I shouldn’t have come alone. The odds were in my favor to walk in and out without incident, but fate also didn’t seem to be my friend this week. Fine. I let the medics scoot me onto the gurney and settled my head against the pillow. The cool softness did feel nice.
“I’m sorry.” I said the words to my twisting hands, fidgety in my lap, but Graham knew I was talking to him.
“Why didn’t you just come back and get me?”
“I had a hunch. Figured what forensics didn’t know wouldn’t hurt anything, and I’d be in and out quick and then go get dinner and it wouldn’t be a big deal.”
“You have a way of turning the ordinary into a huge deal.” He smiled when I glanced up at him. “I’m just glad you thought to text me—it was easy enough to find you when you took too long. I wish I’d been in time to get ahold of whoever did this, though.”
He climbed into the back of the ambulance with me. “Scared the hell out of me, when I walked in there and saw all that blood and you weren’t moving
.” His voice was low, hoarse. He blinked double-time.
I patted his hand without moving my head. “Thanks for coming to look for me.”
I paused. How long was I out? “What time is it?”
He glanced at his watch. “Eleven fifteen. It took a bit for you to come to, even with me poking at you.”
The paramedic picked up my arm to start an IV, and Graham dropped my fingers.

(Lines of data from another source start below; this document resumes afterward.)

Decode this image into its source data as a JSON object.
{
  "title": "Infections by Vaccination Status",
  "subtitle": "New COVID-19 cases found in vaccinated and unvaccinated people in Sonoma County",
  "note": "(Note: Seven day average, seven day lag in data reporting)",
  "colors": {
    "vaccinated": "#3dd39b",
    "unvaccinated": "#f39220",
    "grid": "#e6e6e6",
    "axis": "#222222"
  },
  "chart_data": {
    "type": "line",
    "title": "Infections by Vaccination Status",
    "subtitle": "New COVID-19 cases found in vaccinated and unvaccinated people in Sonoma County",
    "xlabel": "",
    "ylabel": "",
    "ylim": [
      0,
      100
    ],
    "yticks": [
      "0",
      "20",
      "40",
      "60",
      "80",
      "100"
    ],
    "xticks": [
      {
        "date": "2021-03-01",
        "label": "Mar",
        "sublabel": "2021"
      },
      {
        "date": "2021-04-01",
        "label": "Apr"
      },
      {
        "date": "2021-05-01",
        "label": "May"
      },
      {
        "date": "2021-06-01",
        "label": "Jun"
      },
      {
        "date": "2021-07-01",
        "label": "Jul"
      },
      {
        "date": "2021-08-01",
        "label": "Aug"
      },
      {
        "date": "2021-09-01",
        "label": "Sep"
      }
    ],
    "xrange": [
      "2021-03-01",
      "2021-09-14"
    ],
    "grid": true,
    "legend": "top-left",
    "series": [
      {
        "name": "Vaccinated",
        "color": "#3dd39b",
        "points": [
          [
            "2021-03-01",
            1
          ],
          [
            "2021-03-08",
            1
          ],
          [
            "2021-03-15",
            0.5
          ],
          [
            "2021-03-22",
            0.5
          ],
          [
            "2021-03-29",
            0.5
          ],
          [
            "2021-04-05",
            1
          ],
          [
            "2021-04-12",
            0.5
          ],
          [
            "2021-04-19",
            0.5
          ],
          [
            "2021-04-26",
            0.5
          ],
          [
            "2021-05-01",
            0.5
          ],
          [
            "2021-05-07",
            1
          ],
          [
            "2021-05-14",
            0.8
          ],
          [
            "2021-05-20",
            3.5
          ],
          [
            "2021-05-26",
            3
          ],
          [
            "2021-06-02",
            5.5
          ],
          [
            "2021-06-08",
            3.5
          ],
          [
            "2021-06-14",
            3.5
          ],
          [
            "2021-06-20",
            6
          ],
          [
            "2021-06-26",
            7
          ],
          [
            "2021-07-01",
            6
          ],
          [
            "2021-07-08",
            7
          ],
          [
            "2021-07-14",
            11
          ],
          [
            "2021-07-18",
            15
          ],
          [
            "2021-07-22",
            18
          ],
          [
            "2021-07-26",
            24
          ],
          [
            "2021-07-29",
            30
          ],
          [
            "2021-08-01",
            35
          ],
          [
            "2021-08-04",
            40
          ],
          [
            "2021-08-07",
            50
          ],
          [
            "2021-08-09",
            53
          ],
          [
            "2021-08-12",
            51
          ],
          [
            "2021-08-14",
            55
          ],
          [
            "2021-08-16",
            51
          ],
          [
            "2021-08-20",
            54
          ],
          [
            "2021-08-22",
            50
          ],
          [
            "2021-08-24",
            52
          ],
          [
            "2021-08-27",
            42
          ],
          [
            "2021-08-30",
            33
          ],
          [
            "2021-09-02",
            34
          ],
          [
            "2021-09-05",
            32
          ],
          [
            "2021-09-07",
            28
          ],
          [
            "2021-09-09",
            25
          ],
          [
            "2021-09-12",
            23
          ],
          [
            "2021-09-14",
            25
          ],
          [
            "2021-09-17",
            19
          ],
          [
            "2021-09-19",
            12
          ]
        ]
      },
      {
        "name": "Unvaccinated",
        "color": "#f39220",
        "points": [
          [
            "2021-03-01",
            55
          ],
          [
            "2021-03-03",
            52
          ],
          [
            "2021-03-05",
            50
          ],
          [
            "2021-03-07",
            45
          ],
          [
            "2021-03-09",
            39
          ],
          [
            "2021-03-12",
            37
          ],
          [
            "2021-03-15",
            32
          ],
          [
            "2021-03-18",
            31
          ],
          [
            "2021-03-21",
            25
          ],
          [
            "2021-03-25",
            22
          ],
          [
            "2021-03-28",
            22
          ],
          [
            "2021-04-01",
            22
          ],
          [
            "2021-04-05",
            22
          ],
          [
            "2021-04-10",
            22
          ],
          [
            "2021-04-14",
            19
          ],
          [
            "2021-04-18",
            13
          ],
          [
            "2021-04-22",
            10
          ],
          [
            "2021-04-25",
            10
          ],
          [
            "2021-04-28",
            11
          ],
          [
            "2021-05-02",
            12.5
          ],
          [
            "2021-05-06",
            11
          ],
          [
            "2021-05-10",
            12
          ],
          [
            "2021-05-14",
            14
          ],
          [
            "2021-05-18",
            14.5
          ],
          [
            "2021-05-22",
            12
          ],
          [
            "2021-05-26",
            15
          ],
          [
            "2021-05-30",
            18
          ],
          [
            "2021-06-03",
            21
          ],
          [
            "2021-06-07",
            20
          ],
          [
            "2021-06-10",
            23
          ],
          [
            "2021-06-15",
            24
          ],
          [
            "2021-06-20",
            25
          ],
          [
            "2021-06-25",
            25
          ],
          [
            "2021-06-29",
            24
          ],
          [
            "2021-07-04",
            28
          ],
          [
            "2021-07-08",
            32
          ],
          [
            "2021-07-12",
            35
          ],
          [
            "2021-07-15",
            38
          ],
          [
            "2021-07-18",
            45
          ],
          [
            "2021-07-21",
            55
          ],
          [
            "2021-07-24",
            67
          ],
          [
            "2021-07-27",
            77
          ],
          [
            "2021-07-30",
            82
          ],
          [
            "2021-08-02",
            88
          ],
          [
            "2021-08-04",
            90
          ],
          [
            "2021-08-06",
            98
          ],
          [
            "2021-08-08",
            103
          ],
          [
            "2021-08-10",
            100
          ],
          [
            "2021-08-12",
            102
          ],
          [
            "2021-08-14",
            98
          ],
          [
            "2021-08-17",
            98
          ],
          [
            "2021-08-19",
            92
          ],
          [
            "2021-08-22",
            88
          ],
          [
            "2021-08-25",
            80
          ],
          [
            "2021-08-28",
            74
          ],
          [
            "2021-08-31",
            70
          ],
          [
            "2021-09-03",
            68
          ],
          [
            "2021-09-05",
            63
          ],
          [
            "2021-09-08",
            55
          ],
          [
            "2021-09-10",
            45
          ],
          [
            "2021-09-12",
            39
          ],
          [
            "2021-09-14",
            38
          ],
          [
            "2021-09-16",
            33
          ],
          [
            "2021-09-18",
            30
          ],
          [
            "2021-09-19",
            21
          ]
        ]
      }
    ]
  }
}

“We’ll be at the hospital in no time, Officers,” she said. “This is deep. You’re lucky your friend came when he did—you might’ve bled to death in there otherwise. But they’ll have you back out, good as new, in just a few days.”
I smiled a thank-you at her, my eyes sliding to Graham. Could’ve bled to death. For what? “Did you find it?”
He shook his head, his lips pinched into a thin line between his teeth.
“What about your friend at the lab? Did you get ahold of her?”
“She never answered me. But I do have something.” He held up his phone. “Bank records came in at four thirty. Damned spam filter.”
I took the phone from him, squinting at the blinding white screen.
“Does that say a hundred grand?” My eyebrows tried to move and my cut protested. “Tenley scammed a hundred thousand dollars out of her own parents?” I paused. Ray. Simpson. Maybe all the money didn’t come from her folks. “What the hell did she need that kind of cash for?”
“Something she was doing Monday, it seems.” Graham pointed at the top line. “All but twenty dollars was withdrawn just before lunchtime.”
I handed the phone back, shaking my head. “She was planning something big, this girl.”
“And jumping off the dam is free. Time to call her folks?”
“I hate to bother them, but I don’t see where we have a choice. It’ll wait until morning, though, given my current situation.”